Even though the Nvidia Titan was never truly designed as a gamers card, the high end enthusiast audience have been buying them en masse since they released. A muted launch in February this year saw the new Nvidia GTX Titan Black hit retail shelves. Nvidia didn’t sample the new card, with the reasoning that it was not a target for the gaming audience. Nvidia partners didn’t really sample the cards either, as they were forced to adhere to the Nvidia reference cooler design.
Even though the Titan Black retails for around £800 – the wealthy enthusiast gamer has been snapping them up to play the latest Direct X 11 titles. Is the Titan Black really worth the £300 premium over some of the best GTX780 Ti’s currently available today? Does the Titan Black’s extra 3GB of GDDR5 memory really make a difference with current games at Ultra HD 4K resolutions?
Since the Nvidia Titan Black launched, we have been inundated with emails and comments from our readers on Facebook asking if we can take a look at the new hardware. Nvidia might have expected these requests to come from CUDA developers aching to analyse the double precision performance – but alas, they were all gamers.
To get the most in the latest games from either a GTX780 Ti or GTX Titan Black then we recommend you pair up with at least a 30 inch 1600p screen. This is why we have tested today at both 2560×1600 and 3840×2160 resolutions.
We have been testing at Ultra HD 4k for the last 6 months because we know the future of enthusiast level gaming will be based around a single Ultra HD 4K screen. This is exactly why you should be considering at a GTX Titan Black.
We know some our audience are still using triple screen configurations, but research in the last year has shown that most people will never consider more than one screen, due to the physical desk space required to house them all. Unless you pick up specialised monitors then the bezel on each screen can also prove distracting when gaming across a spanned image.

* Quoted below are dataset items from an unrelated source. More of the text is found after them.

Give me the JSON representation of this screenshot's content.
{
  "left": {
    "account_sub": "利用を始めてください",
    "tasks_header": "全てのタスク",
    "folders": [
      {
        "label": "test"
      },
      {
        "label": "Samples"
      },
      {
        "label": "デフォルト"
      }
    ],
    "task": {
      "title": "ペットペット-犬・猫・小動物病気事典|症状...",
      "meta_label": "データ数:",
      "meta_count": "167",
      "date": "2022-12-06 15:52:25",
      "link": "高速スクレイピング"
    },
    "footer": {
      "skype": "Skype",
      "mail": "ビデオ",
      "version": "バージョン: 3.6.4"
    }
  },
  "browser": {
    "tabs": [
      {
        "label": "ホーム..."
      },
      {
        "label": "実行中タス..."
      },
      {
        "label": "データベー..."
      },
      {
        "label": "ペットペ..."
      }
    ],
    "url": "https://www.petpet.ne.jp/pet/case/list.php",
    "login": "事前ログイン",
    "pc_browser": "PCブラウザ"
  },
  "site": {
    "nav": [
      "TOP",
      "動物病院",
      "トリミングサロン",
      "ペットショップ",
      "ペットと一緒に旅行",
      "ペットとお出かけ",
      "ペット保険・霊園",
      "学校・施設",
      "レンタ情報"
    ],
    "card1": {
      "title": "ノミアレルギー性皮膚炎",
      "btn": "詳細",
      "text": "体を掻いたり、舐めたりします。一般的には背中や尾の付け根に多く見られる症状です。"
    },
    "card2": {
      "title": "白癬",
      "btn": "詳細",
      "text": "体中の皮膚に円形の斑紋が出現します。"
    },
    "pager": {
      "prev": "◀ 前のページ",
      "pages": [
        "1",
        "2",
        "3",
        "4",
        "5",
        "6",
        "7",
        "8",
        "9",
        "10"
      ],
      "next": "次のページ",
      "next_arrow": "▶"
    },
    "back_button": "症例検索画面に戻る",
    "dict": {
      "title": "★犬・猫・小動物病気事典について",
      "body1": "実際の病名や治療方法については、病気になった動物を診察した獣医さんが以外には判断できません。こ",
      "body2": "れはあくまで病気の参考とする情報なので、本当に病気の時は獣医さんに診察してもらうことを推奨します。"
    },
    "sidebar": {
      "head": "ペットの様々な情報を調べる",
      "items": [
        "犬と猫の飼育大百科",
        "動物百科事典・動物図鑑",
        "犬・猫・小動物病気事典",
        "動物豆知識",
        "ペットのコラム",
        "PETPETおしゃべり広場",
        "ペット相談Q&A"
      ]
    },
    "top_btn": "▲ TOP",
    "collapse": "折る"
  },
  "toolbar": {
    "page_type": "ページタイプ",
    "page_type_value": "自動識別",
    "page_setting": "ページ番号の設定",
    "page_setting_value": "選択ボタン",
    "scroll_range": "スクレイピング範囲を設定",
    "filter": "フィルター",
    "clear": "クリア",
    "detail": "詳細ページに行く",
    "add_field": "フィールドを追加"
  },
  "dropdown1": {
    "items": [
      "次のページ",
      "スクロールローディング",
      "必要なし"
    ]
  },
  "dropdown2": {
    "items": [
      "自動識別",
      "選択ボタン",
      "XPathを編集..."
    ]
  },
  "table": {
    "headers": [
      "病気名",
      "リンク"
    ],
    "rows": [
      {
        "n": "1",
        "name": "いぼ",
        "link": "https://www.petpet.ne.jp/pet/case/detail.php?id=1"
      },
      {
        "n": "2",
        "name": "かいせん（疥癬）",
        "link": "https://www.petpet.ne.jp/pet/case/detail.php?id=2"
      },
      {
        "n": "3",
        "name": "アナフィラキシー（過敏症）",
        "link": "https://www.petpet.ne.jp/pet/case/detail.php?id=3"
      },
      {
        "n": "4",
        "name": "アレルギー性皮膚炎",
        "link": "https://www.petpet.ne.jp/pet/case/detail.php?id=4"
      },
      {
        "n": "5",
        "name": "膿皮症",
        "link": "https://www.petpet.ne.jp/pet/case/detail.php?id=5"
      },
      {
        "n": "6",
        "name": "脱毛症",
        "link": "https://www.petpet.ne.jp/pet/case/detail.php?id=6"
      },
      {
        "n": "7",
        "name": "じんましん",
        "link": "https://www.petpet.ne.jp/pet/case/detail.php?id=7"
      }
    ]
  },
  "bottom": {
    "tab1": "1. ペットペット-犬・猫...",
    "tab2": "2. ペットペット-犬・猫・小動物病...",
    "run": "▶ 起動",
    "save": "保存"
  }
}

It is worth reiterating that the cost of an Ultra HD 4K screen will continue to drop this year and we think in 2015 that they will finally become affordable for a much wider audience. A case in point is the ASUS PQ321QE panel we use for Ultra HD 4k testing – last year this cost £2,999.99 and it has already dropped by March 2014 to £2,399.99. Thats a sizable 25 percent drop within four months.
Today we include additional tests, because hundreds of readers have asked us to include results at 1080p. It is worth pointing out that I sincerely don’t recommend you spend £800 on a graphics card to play games at 1920×1080 resolution, but the level of feedback has made us aware that a lot of our readers are feeling neglected.